Through it all, I’ve never felt the pressure of being judged because it’s not an ego trip. I absolutely love writing and setting new challenges for myself: can I write to that theme? For short stories — where you know the theme, length and target audience — it’s possible to write for a prize. But not for a novel, I don’t think.

A novel has a life of its own and deals with many layers of issues. For example, To Kill a Mockingbird is a simple story but it has universal resonance because it says something about the society at that time. It takes courage to have a social conscience and to write with depth. Maybe that’s why Singapore has not had a Booker Prize novel yet?

I think with awards, you must be careful. If it encourages you to write, that’s good. But if it’s your be-all-and-end-all, you will end up writing to please people instead of staying true to what you want to say.

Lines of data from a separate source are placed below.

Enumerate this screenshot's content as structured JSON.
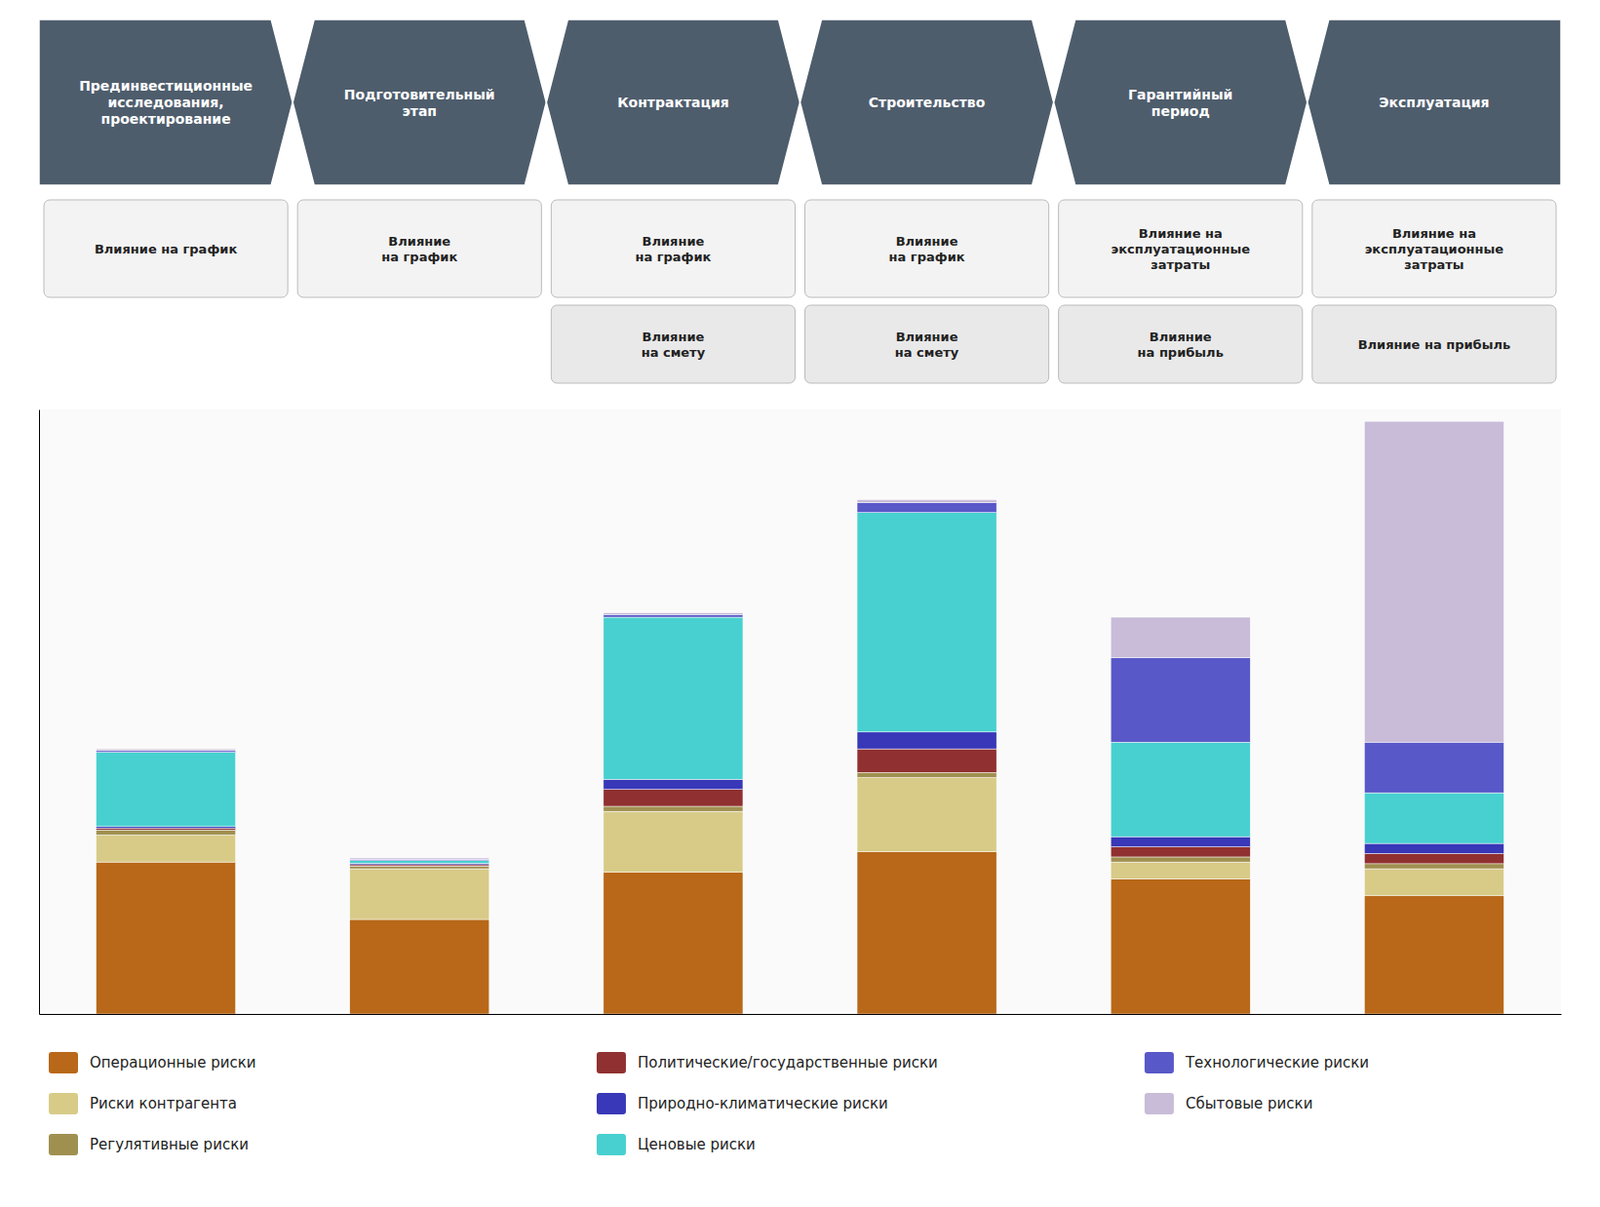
{
  "chart_data": {
    "type": "bar",
    "stacked": true,
    "categories": [
      "Прединвестиционные\nисследования,\nпроектирование",
      "Подготовительный\nэтап",
      "Контрактация",
      "Строительство",
      "Гарантийный\nпериод",
      "Эксплуатация"
    ],
    "annotations": [
      [
        "Влияние на график",
        "Влияние\nна график",
        "Влияние\nна график",
        "Влияние\nна график",
        "Влияние на\nэксплуатационные\nзатраты",
        "Влияние на\nэксплуатационные\nзатраты"
      ],
      [
        null,
        null,
        "Влияние\nна смету",
        "Влияние\nна смету",
        "Влияние\nна прибыль",
        "Влияние на прибыль"
      ]
    ],
    "series": [
      {
        "name": "Операционные риски",
        "color": "#b86818",
        "values": [
          4.5,
          2.8,
          4.2,
          4.8,
          4.0,
          3.5
        ]
      },
      {
        "name": "Риски контрагента",
        "color": "#d8cb88",
        "values": [
          0.8,
          1.5,
          1.8,
          2.2,
          0.5,
          0.8
        ]
      },
      {
        "name": "Регулятивные риски",
        "color": "#a09050",
        "values": [
          0.15,
          0.08,
          0.15,
          0.15,
          0.15,
          0.15
        ]
      },
      {
        "name": "Политические/государственные риски",
        "color": "#903030",
        "values": [
          0.05,
          0.04,
          0.5,
          0.7,
          0.3,
          0.3
        ]
      },
      {
        "name": "Природно-климатические риски",
        "color": "#3838b8",
        "values": [
          0.05,
          0.04,
          0.3,
          0.5,
          0.3,
          0.3
        ]
      },
      {
        "name": "Ценовые риски",
        "color": "#48d0d0",
        "values": [
          2.2,
          0.08,
          4.8,
          6.5,
          2.8,
          1.5
        ]
      },
      {
        "name": "Технологические риски",
        "color": "#5858c8",
        "values": [
          0.05,
          0.04,
          0.08,
          0.3,
          2.5,
          1.5
        ]
      },
      {
        "name": "Сбытовые риски",
        "color": "#c8bcd8",
        "values": [
          0.05,
          0.04,
          0.05,
          0.08,
          1.2,
          9.5
        ]
      }
    ],
    "ylim": [
      0,
      17.901
    ],
    "tick_labels": false,
    "grid": false,
    "legend": "bottom"
  }
}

Fame is transient. So I always tell my students: be true to yourself, be authentic in your writing.

It’s a very fine line, having a firm belief in what you want to say and being humble and open to feedback. I see it as character-building. The question is, where is that line for you?

Josephine Chia is a Peranakan author whose book, Kampong Spirit Gotong Royong: Life in Potong Pasir 1955 to 1965, won the Singapore Literature Prize for Non-Fiction in 2014. That same year, she was awarded the inaugural National Arts Council (NAC)-Gardens by the Bay Writers’ Residency. Chia is also a mentor for the Ministry of Education’s Creative Arts Programme and the NAC’s Mentor Access Programme. She writes fiction and non-fiction, and is internationally published. Her short stories have been published in anthologies in the United Kingdom, United States, Malaysia and Singapore. Her latest novel is scheduled for a book launch at the Singapore Writers Festival 2015.